Als der Pastor sich nach dem Abendessen erhob, um Lebewohl zu sagen, drückte der Baron ihm kräftig die Hand.

»Kommen Sie bald wieder, Pastor! Sie sind stets herzlich willkommen, natürlich mit Ausnahme der Sonntage, wo Sie ja zu Hause bleiben müssen, um den Quislingern kein Aergerniß zu geben. Aber à propos, was würden die Quislinger wohl gesagt haben, wenn sie Sie eben am Klavier gesehen und gehört hätten.«

Arvid neigte stumm das Haupt und gestand sich die Richtigkeit dieser leicht ironischen Bemerkung. Verletzter Stolz, Begehren den Herrschaften auf Hjelmskog und ihren Gästen zu zeigen, daß selbst ein Pastor in Quislinge Talent haben könne, hatten ihn verlockt, ein weltliches Liebeslied zu singen.

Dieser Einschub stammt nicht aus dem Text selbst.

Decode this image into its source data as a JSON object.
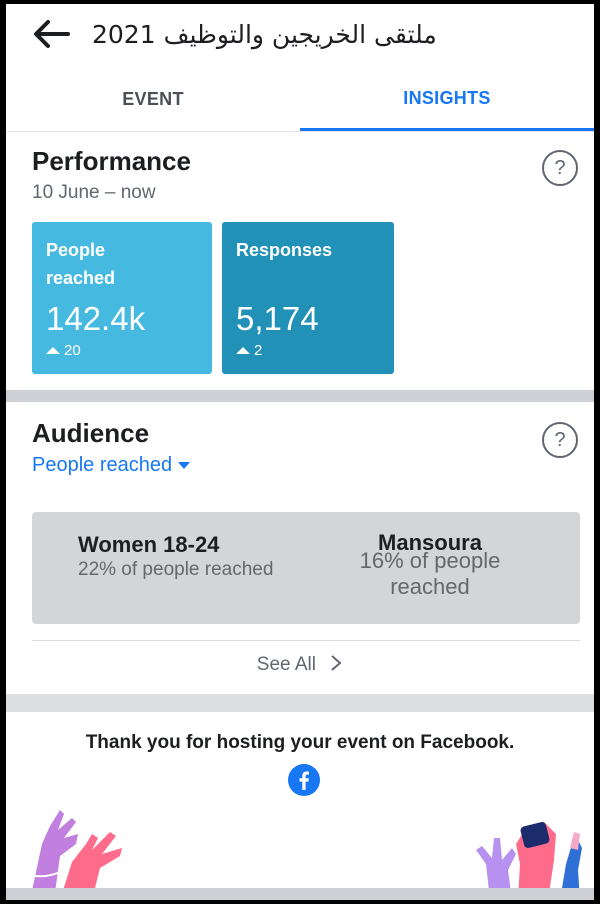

Das war gewiß nicht wohlgethan oder – hatte vielleicht der theologische Zwang die Grenzen und das Leben eines Predigers und sein Recht, dies Leben zu genießen, zu eng gezogen? Hatte er nicht eben so gut wie Andere das Recht, sich als Mensch zu fühlen?

Arvid wußte es nicht. Er fuhr an dem linden Frühlingsabende recht unzufrieden mit sich selbst heim, und noch gegen Morgen lag er wach und starrte zu der niedrigen, leimfarbenen Decke empor, wo er eine wirre Menge Schatten zu sehen glaubte, die bald zu dem sardonischen Lächeln der Gräfin Svedenhjelm, bald zu einem blonden Schnurrbart, bald zu Bileam's Esel und bald – und das war das Allerschimmste – zu zwei großen, braunen Augen wurden, die ihn überall verfolgten, wie er sich auch im Bette herumwarf, und die selbst durch seine Augenlider blickten, als er eigensinnig zu schlummern versuchte.